While at SNC we toured the plant, viewed the test hardware for the Dream Chaser and flew the Dream Chaser simulator. The HL 20 design has its origins in the BOR-4 Russian space plane. The BOR-4 was reverse engineered by NASA/Langley in the 1980’s and named the HL 20. The HL 20 is now being adapted by SNC into the Dream Chaser using the original Rockwell structural design concept. The Dream Chaser is a manned orbital space plane and one of two efforts by private industry to launch cargo and crew to the Space Station under NASA’s Commercial Crew Development program (CCDev) program. You can read about Sierra Nevada Corporation’s progress on the Dream Chaser at http://www.spacedev.com/space_exploration.php
The Russian space plane called the BOR-4 was designed because the Russians feared the U.S. intended to use the Shuttle for military purposes including delivery of nuclear weapons. As a response to this threat, the Russians began work on a program to possibly intercept the Shuttle. Note that the BOR-4 should not be confused with the perhaps better known Buran, a near copy of the US Space Shuttle orbiter. The Buran flew only once and it remained the only full sized space shuttle to ever perform an unmanned flight in fully automatic mode. You can watch a video of a Russian flight test of the BOR-4 at http://www.youtube.com/watch?v=HdlaBLomTZ4 The BOR-4 flew 4 times, twice in the Indian Ocean where it was filmed in this video. Decide for yourself where this footage came from.
I was in Colorado for the first technical meeting of the FAA Center of Excellence for Commercial Space Transportation. You may remember, New Mexico State University won the national competition for this Center in August of 2010. As the Administrative Lead, I have the privilege of knowing many of the brilliant designers of space systems, but also have the opportunity to send NMSU students to learn about these companies and present at meeting such as this.
After I visited the Sierra Nevada plant, and met with one of my students who now works at SNC, I went to the University of Colorado Bioastronautics Laboratory in Boulder. The university has a model of the HL 20 built by students from North Carolina State University. http://www.youtube.com/watch?v=ReniUfN9GFY.

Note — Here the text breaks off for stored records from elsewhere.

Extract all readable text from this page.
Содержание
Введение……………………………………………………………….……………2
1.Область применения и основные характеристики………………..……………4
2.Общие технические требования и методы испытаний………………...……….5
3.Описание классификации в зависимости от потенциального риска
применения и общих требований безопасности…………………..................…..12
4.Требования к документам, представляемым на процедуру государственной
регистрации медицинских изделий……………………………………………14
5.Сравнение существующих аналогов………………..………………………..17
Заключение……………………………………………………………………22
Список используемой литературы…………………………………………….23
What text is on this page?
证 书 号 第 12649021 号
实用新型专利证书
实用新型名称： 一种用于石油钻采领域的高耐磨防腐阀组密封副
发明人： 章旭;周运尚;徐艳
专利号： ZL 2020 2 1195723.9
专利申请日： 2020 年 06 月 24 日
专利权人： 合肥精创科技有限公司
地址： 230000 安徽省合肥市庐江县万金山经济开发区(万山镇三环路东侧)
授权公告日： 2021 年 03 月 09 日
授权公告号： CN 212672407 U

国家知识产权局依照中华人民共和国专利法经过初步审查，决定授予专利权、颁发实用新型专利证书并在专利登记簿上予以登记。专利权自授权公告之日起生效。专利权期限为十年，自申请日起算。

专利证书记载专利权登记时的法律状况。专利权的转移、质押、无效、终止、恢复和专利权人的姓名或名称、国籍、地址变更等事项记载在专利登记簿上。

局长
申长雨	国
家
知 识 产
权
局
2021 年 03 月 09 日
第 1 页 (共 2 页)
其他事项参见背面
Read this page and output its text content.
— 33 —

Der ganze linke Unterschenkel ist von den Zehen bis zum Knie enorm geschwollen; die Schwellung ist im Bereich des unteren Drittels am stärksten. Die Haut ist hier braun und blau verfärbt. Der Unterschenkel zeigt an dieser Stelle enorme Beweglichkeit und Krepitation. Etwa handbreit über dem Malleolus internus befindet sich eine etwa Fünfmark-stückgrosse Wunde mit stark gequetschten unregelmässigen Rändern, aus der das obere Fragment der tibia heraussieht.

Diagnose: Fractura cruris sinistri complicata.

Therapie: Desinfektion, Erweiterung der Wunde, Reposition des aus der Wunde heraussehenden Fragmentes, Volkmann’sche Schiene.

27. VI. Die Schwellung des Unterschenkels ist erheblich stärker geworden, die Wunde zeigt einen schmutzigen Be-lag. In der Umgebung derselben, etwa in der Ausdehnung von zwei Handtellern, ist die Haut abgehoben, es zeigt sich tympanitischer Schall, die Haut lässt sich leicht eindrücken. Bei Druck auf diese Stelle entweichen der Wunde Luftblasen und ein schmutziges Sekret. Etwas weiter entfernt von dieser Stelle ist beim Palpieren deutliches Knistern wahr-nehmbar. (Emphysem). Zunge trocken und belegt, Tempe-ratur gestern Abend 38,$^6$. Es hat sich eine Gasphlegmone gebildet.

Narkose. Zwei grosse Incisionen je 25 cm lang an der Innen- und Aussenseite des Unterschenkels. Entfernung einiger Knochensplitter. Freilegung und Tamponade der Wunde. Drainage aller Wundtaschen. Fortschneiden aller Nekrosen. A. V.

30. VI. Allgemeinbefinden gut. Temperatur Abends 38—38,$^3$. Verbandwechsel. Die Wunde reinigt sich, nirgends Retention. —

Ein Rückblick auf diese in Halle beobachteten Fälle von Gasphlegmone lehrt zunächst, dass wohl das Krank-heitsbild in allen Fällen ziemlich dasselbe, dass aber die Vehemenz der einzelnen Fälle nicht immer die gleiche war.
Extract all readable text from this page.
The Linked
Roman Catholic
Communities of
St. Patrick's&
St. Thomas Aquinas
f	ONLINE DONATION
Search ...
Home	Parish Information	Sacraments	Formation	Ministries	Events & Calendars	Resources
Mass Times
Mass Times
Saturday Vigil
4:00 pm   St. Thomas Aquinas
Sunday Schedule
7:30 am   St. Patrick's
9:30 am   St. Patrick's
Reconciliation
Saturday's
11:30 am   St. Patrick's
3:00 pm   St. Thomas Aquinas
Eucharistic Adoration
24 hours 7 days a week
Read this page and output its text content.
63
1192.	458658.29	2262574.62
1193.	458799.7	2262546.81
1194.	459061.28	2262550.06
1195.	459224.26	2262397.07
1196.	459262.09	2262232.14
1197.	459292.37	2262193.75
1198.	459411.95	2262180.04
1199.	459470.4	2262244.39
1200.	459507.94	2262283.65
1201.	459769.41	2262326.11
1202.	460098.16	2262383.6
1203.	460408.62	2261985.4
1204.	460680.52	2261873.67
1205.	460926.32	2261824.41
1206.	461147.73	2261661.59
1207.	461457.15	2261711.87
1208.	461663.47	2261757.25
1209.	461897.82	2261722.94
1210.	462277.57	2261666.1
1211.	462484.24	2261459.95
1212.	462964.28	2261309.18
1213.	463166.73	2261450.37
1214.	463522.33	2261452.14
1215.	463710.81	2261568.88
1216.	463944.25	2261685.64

A cooperative agreement between NASA, North Carolina State University and North Carolina A&T University led to the construction of a full-scale model of the HL-20 PLS for further human factors research, following Rockwell’s original structural design. Students at the universities, with requirements furnished by NASA Langley Research Center’s, and with guidance from university instructors, designed the research model during their spring 1990 semester with construction following during the summer. The research model was eventually moved to UC Boulder where students continue to work on this project in collaboration with SNC.
The role of students in the space program is a long one. As we build our education programs in the aerospace engineering programs at universities in New Mexico, we will have companies looking to the research capabilities in our universities. Sierra Nevada is using UC Boulder students and faculty to help them gain a competitive advantage. Through my NASA work with the New Mexico Space Grant Consortium, I will soon be entering into a Space Act Agreement with NASA’s Flight Opportunities Office. This agreement will enable us to partner with NASA on research flights from Spaceport America. We have a partner in this Student Launch Program. This is another first for New Mexico. We have a lot to be grateful for as we approach the Thanksgiving holiday.
Colorado has just announced they will be building a spaceport. They like New Mexico, realize there is a great deal of opportunity emerging from test and development programs as we evolve the next generation of space transportation vehicles. Colorado has the second largest space economy in the nation. They are now positioning themselves to surpass Florida as they evolve vehicle testing with the Dream Chaser program.
I can only hope New Mexico continues to take advantage of the asset we have in Spaceport America. Efforts to involve students and research universities in the space industry have benefits to local economies that can only be known if we talk about them.